Strategic Implications for EU Startups

Start with the EU

MDR is generally the more demanding framework. If you build your regulatory compliance for MDR, you have a strong foundation for FDA submissions. The reverse is less true — FDA compliance does not automatically meet MDR requirements.

Clinical Evidence Advantage

Your MDR clinical evidence will often exceed FDA 510(k) requirements. This can make the US submission faster and less costly.

QMS Synergy

With the FDA's transition to QMSR (ISO 13485-aligned), a single QMS can serve both markets with minimal adaptation.

Budget for Dual Compliance

US market entry adds costs: FDA user fees (submission fees), US Agent, regulatory counsel, potentially a US-based clinical investigation. Budget EUR 50,000 - 200,000+ for a 510(k) submission (excluding clinical studies), and significantly more for PMA.

Engage US-Specific Expertise

Do not attempt FDA submissions with EU regulatory expertise alone. The FDA system has its own culture, expectations, communication norms, and strategic nuances. Engage a US regulatory consultant or regulatory affairs firm with FDA submission experience.

Tibor is straightforward: "I know EU MDR deeply. I do not know FDA deeply. And I will not pretend otherwise. When startups I work with are ready for the US market, I connect them with FDA specialists. The worst thing you can do is apply EU regulatory logic to an FDA submission — the systems look similar on paper but operate very differently in practice."

The Bottom Line

MDR and FDA regulation share a common goal — ensuring medical devices are safe and effective — but achieve it through fundamentally different systems. The EU's Notified Body conformity assessment model differs from the FDA's direct pre-market review model in philosophy, process, and practical execution.

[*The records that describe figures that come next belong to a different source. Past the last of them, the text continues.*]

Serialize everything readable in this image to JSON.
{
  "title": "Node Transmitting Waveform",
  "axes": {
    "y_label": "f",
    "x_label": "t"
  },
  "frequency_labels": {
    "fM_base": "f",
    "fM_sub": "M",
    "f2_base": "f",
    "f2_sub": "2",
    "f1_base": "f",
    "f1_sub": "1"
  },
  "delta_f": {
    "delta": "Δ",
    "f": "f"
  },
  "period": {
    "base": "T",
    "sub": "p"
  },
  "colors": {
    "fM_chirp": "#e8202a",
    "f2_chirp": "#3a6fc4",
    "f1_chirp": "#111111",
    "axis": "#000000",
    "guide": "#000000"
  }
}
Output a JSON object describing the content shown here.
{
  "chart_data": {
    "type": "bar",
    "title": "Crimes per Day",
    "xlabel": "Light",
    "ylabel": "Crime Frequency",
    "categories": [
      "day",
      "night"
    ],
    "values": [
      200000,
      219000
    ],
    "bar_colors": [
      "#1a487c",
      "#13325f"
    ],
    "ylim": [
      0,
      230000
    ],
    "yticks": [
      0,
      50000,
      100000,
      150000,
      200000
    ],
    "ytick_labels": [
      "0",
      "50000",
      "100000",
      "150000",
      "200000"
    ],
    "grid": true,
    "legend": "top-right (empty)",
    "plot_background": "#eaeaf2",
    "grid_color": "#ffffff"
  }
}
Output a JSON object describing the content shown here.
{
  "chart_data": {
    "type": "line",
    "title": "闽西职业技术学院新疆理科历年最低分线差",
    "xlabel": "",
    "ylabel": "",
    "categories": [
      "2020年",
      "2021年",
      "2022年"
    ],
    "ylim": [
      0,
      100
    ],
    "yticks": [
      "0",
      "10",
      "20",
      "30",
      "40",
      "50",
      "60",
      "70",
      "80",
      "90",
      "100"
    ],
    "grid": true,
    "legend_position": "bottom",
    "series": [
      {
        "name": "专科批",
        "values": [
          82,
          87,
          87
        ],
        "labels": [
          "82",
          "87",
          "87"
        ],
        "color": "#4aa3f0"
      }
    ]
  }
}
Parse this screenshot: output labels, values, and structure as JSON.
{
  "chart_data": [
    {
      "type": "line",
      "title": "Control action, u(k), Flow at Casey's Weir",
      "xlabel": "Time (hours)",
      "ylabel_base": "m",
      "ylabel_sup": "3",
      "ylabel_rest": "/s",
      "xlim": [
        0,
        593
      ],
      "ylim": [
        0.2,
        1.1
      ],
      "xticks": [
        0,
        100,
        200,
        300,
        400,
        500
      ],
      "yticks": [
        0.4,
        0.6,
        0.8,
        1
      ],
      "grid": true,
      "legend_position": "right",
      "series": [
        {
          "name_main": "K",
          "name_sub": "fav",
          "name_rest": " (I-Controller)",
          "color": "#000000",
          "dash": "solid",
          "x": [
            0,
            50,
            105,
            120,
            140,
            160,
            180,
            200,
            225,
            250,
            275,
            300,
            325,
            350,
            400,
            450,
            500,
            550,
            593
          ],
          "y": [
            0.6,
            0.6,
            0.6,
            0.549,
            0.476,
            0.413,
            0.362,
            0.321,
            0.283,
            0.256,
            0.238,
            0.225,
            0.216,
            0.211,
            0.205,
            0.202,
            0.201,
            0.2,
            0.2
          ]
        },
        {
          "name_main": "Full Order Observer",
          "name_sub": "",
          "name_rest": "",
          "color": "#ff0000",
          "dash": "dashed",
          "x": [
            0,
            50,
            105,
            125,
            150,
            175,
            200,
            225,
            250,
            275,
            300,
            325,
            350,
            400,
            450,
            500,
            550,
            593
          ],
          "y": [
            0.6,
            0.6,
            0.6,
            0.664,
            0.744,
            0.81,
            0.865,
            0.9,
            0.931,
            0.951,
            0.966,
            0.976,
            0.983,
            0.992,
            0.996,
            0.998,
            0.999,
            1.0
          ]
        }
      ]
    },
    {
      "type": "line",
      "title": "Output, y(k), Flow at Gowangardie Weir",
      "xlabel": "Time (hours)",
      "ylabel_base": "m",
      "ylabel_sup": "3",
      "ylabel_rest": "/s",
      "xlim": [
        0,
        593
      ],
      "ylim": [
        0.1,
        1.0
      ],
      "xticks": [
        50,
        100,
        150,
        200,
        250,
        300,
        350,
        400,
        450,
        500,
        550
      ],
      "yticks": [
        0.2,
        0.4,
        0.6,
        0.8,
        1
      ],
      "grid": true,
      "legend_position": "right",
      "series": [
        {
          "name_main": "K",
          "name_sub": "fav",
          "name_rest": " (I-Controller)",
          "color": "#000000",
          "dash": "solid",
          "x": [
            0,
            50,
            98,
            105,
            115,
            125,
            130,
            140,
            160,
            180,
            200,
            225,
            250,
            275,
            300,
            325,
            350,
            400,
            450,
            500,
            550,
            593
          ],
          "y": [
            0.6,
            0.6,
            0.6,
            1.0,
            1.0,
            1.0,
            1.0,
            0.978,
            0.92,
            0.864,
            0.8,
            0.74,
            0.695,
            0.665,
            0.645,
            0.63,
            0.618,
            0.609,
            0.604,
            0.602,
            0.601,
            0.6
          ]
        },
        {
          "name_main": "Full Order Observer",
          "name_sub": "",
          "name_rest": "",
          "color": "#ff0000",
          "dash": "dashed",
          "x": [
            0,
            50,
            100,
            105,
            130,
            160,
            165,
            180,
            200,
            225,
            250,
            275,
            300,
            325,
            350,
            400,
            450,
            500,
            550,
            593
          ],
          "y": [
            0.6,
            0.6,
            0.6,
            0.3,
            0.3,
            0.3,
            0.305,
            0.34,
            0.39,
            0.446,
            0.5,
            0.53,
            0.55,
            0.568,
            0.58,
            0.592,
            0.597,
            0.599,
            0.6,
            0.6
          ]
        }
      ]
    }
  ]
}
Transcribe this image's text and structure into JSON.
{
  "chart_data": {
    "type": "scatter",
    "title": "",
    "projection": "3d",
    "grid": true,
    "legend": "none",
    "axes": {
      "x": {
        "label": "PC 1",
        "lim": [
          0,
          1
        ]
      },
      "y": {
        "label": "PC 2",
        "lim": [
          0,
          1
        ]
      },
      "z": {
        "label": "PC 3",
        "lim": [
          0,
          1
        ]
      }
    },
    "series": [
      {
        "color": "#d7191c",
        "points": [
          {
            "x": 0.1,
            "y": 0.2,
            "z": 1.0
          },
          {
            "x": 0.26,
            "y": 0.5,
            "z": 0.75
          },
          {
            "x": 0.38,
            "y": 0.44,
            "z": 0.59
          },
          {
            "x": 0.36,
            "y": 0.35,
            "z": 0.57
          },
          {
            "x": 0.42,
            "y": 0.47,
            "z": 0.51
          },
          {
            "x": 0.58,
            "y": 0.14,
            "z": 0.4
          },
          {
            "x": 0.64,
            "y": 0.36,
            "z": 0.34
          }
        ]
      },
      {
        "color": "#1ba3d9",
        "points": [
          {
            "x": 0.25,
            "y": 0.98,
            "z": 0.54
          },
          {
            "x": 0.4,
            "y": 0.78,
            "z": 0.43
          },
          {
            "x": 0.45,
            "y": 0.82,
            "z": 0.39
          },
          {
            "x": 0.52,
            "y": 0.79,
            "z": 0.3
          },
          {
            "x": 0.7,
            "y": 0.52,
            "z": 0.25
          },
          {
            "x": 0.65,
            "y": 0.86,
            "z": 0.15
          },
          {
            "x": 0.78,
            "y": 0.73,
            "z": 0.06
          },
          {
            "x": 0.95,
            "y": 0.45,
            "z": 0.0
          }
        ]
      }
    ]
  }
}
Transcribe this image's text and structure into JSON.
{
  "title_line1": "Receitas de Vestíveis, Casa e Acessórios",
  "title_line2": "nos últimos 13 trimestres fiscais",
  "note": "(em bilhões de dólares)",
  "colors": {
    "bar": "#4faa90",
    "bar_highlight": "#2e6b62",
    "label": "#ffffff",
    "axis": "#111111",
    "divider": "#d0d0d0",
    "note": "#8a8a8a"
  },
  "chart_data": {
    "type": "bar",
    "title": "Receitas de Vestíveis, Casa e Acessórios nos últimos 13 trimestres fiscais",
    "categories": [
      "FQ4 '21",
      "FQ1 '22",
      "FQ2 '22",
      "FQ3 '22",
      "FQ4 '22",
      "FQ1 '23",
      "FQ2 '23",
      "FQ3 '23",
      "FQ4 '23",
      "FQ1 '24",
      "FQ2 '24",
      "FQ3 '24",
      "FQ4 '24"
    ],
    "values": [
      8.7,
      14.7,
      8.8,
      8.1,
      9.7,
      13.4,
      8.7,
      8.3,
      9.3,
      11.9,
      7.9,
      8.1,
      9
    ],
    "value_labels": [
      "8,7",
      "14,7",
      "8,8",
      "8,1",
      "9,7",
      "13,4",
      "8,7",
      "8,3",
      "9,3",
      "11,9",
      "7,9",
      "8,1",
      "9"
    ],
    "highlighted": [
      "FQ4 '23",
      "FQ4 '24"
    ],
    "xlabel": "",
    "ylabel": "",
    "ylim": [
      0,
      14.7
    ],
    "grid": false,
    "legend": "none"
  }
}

For EU startups with global ambitions, the strategic approach is clear: build robust MDR compliance first, then leverage that foundation for US market entry with appropriate US-specific expertise. The clinical evidence, quality system, and documentation you build for MDR will carry significant value in the FDA context — but translation is required, not just transplantation.

Two markets, two systems, one device. Plan for both, but sequence wisely.